We next created 2 polygenic risk scores of HRR from prior published GWAS to examine its association with HRRpred. After adjustment for age, sex, array, and 5 principal components, we found that HRR polygenic risk scores were associated with HRRpred (P = 1.6 × 10-15 for SNPs identified in Ramirez and colleagues25; P = 3.2 × 10-31 for 22 SNPs in Verweij and colleagues24, Supplemental Figure 5). Further, we constructed a polygenic risk score for HRRpred, and found associations with incident diabetes (HR per 1 SD increase in polygenic risk score 0.97, 95% CI 0.96–0.99, P = 4.1 × 10-5) but not heart failure (P = .43), mirroring previous trait analyses.
Discussion
Our study demonstrates that a deep learning model of resting ECG tracings can estimate HRR, an important measure of cardiac autonomic dysfunction that usually requires exercise provocation testing to ascertain. While HRRpred was only moderately correlated with actual HRR, it was independently associated with incident clinical outcomes, including new-onset diabetes and all-cause mortality. Specifically, individuals with impaired HRRpred had a more than 80% greater risk of future diabetes and 27% greater risk of death even after accounting for clinical risk factors including resting heart rate. Lastly, the genetic correlates of HRRpred include known heart rate, cardiac conduction system, cardiomyopathy, and metabolic trait loci. Taken together, these findings support the idea that artificial intelligence–enhanced interpretation of a resting ECG may serve as a proxy for HRR and lend insights into the association of cardiac autonomic dysfunction with clinical outcomes. The ability to infer postexercise heart rate response using widely scalable methods from a resting ECG harbors potential clinical implications, although utility with respect to potential screening, identification of at-risk individuals, and impact on preventive strategies will require further study.
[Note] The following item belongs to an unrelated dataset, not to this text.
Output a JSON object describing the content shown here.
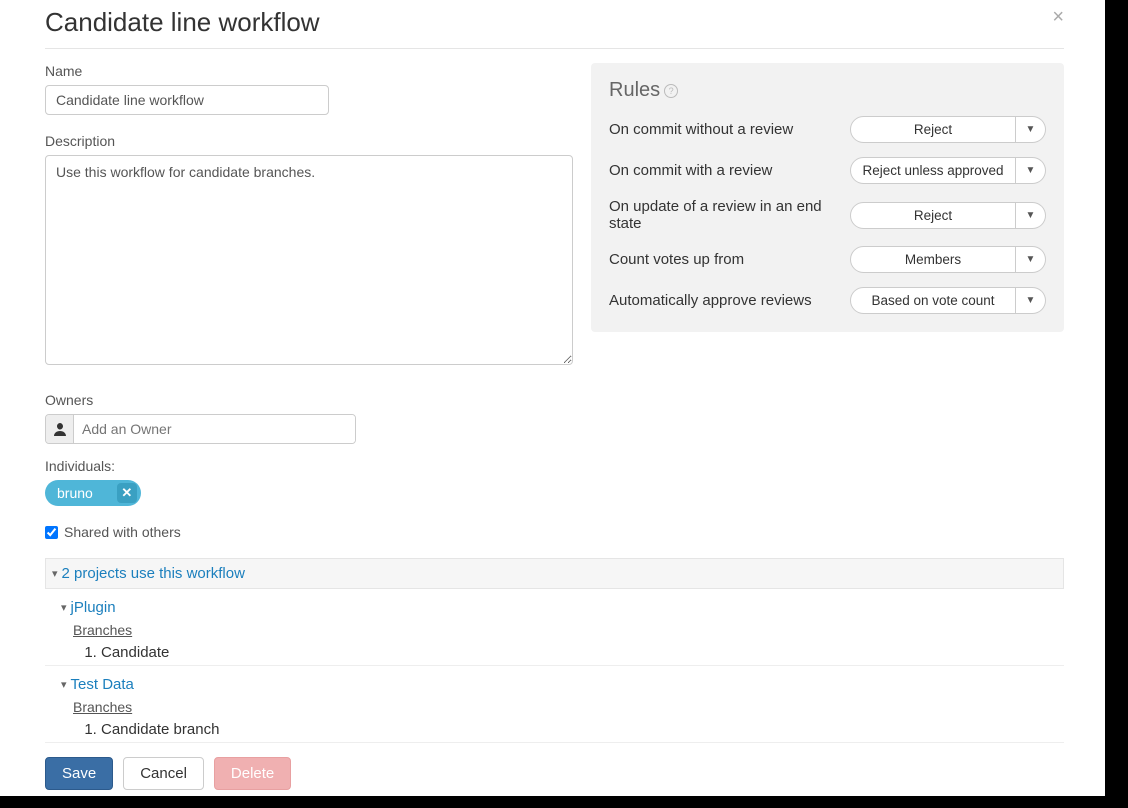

Recent studies have demonstrated the potential value of deep learning methods including CNNs applied to the ECG, which have enabled detection of silent or future atrial fibrillation, asymptomatic left ventricular systolic dysfunction, and overall survival, among other health conditions.10,36, 37, 38 CNNs in particular enable the application of a sequence of learned spatial filters (convolutions) to data and have proven effective on time series data including ECG tracings. By extracting complex and subtle information contained within the ECG, these methods have the potential to enhance human ECG interpretation in a meaningful way. We now show that a deep learning model can infer postexercise HRR from a resting ECG, and that predicted HRR is strongly and independently associated with clinical outcomes. We note that resting ECGs are scalable and widely available across health systems, and that continued advances in wearable ECG monitors may expand potential applicability even further. Whether deployment of deep learning inferences on HRR as an important measure of cardiac autonomic dysfunction may be used as a screening tool remains unknown, though this concept is well supported by a recent pragmatic, randomized clinical trial that demonstrated that an artificial intelligence–enabled ECG algorithm was feasibly deployed within the primary care setting and enabled early diagnosis of patients with a reduced ejection fraction.37
The clinical importance of HRR has long been recognized, with known associations with all-cause mortality and sudden cardiac death among relatively healthy adults.3,4 More importantly, these associations appear independent of exercise workload, change in heart rate, or use of beta-blockers. Prognostic value has also been demonstrated across individuals with heart failure and left ventricular systolic dysfunction.5,6 Although HRRpred is related to resting heart rate, we found that associations with clinical outcomes appear to be robust even after accounting for resting heart rate in our study, underlining the potential additive prognostic information contained within HRRpred. In addition to all-cause mortality, we find that HRRpred is strongly and independently associated with future risk of diabetes mellitus. This mirrors prior clinical studies showing that heart rate–related measures of autonomic dysfunction were associated longitudinally with incident diabetes.39,40 Interestingly, measures of autonomic dysfunction including HRR improved among individuals randomized to the lifestyle modification group in the Diabetes Prevention Program, and were associated with lower risk of diabetes development independent of weight change.41 These findings highlight the clinical importance of HRR as an early harbinger of cardiometabolic disease and the future potential of HRRpred in this context as a widely available screening tool.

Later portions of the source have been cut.